Review: House of Sky and Breath

4 out of 5 stars

The end. THE END! My screaming. And everything before it is good, too.

House of Sky and Breath, by Sarah J. Maas (Crescent City #2)

I would have said that “all the things” happen in House of Earth and Blood (Crescent City #1, 3.5 stars), but Sarah J. Maas had another 768 pages of whiz-bang waiting for the second book. I honestly don’t know how she keeps it straight.

Bryce Quinlan, half-fat, half-human twentysomething started this series as a trashy drunk acting dumb because she thought it made her cute. Now she’s the legendary Starborn Princess, and a mystery-solving, oppressor-killing, species-equalizing, apocalypse-averting heroine, forever in a thong and stilettos. Her police-angel boyfriend Hunt Athalar is crazy hot and powerful. Her prince brother Ruhn is crazy hot and less powerful. Their cronies are, respectively, crazy hot and a merman, crazy hot and a werewolf, crazy hot and a teleporter… the list goes on. They’re all half in love with Bryce, which is pretty much the A-plot of this series.

The rest of HOSAB’s story is as nuts as Book 1, when Bryce saved the city of Lunathion. Now she’s graduated to saving the world. Archangels rule Midgard, and their overload Asteri rule the world. Vanir (supernatural beings with powers) are the upper class, while humans live alongside them in some places, and are enslaved in others. Now those humans are rising up. A war approaches. That makes it an opportune time for Hell itself to get involved. This book has more plots than pages – and SJM makes them all shine.

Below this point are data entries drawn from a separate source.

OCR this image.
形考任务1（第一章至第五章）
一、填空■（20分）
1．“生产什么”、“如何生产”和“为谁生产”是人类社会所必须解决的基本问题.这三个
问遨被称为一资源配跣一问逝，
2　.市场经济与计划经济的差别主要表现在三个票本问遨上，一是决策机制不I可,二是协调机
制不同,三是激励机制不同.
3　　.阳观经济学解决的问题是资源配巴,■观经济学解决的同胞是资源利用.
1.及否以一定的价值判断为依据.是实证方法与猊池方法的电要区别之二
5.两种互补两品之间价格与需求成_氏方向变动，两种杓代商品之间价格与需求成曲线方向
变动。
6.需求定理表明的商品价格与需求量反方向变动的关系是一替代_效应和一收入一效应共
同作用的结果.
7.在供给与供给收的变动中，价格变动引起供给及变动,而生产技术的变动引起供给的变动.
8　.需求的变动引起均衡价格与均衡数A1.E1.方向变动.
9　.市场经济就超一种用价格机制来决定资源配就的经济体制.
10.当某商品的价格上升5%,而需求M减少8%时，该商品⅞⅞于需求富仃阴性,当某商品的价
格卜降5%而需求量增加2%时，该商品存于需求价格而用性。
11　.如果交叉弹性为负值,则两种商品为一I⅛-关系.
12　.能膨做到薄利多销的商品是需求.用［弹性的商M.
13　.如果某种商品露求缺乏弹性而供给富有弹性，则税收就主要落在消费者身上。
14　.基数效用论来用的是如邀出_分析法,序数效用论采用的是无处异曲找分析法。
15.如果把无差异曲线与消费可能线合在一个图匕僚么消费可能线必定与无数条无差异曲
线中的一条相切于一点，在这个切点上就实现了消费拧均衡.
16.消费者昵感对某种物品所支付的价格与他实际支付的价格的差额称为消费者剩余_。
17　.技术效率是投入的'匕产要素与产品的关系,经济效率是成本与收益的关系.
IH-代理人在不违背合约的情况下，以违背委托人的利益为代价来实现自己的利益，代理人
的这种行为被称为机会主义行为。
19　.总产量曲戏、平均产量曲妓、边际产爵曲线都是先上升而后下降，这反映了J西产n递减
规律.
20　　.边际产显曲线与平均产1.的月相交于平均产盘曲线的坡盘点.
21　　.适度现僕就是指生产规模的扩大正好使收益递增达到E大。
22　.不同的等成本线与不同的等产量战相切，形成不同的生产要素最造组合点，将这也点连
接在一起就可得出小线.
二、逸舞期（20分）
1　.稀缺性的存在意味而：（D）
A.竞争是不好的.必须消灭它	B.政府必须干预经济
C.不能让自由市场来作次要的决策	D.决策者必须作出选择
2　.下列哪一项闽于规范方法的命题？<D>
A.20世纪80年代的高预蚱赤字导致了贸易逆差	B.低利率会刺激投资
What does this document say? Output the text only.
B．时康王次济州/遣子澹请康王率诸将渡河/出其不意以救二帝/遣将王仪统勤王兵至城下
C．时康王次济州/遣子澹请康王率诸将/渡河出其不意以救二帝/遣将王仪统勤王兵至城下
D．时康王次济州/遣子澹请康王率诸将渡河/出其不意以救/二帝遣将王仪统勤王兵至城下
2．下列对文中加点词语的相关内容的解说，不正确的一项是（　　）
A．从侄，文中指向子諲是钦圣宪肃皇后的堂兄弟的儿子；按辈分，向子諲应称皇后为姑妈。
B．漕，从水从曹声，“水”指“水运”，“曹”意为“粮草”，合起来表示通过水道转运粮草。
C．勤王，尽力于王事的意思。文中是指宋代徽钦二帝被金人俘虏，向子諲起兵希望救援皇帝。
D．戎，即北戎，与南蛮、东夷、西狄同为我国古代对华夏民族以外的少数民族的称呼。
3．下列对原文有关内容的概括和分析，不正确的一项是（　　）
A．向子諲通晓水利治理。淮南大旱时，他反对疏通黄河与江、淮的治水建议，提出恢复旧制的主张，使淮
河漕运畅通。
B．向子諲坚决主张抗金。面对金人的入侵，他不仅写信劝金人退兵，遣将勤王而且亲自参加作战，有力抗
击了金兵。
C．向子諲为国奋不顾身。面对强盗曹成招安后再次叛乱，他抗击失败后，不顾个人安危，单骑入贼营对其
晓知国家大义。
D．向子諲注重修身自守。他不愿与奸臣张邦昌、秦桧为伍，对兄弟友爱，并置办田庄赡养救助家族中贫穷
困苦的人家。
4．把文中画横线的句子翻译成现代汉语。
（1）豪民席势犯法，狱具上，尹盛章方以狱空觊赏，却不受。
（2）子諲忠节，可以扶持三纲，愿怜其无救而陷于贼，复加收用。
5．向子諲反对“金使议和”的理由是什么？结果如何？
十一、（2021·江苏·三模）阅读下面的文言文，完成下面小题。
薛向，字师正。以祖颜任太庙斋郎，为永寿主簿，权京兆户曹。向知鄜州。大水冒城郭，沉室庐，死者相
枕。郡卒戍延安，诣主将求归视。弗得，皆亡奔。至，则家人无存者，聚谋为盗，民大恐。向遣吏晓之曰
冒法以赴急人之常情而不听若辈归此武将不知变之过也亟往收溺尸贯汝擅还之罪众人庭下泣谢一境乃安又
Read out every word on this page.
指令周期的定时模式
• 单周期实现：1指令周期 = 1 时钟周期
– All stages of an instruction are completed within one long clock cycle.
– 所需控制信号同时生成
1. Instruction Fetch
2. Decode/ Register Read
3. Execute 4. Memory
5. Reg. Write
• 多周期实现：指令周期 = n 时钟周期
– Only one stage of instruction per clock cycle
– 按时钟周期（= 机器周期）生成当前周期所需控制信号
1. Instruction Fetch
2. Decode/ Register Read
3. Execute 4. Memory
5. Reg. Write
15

For a spoiler-free review, let’s stick to discussing how Sarah J. Maas’s hot button issues show up for work:

Writing: Her overwrought, breathless, bodice-ripping vocabulary cannot be overestimated. Every chest heaves, every muscle ripples, every stubbed toe barks. My long-time nemesis was her devotion to the phrase “phantom wind” – used at least 250 times in previous series, it’s only used three times here. (That’s one more than Book 1.) Honestly, you either love or hate-love SJM’s writing. It’s exciting and racy or cheap and trashy. I hate-love it. The writing in this series is noticeable more erudite than ACOTAR or TOG, but I say “traaaaaaaash” out loud at least 50 times per book – while eagerly turning pages.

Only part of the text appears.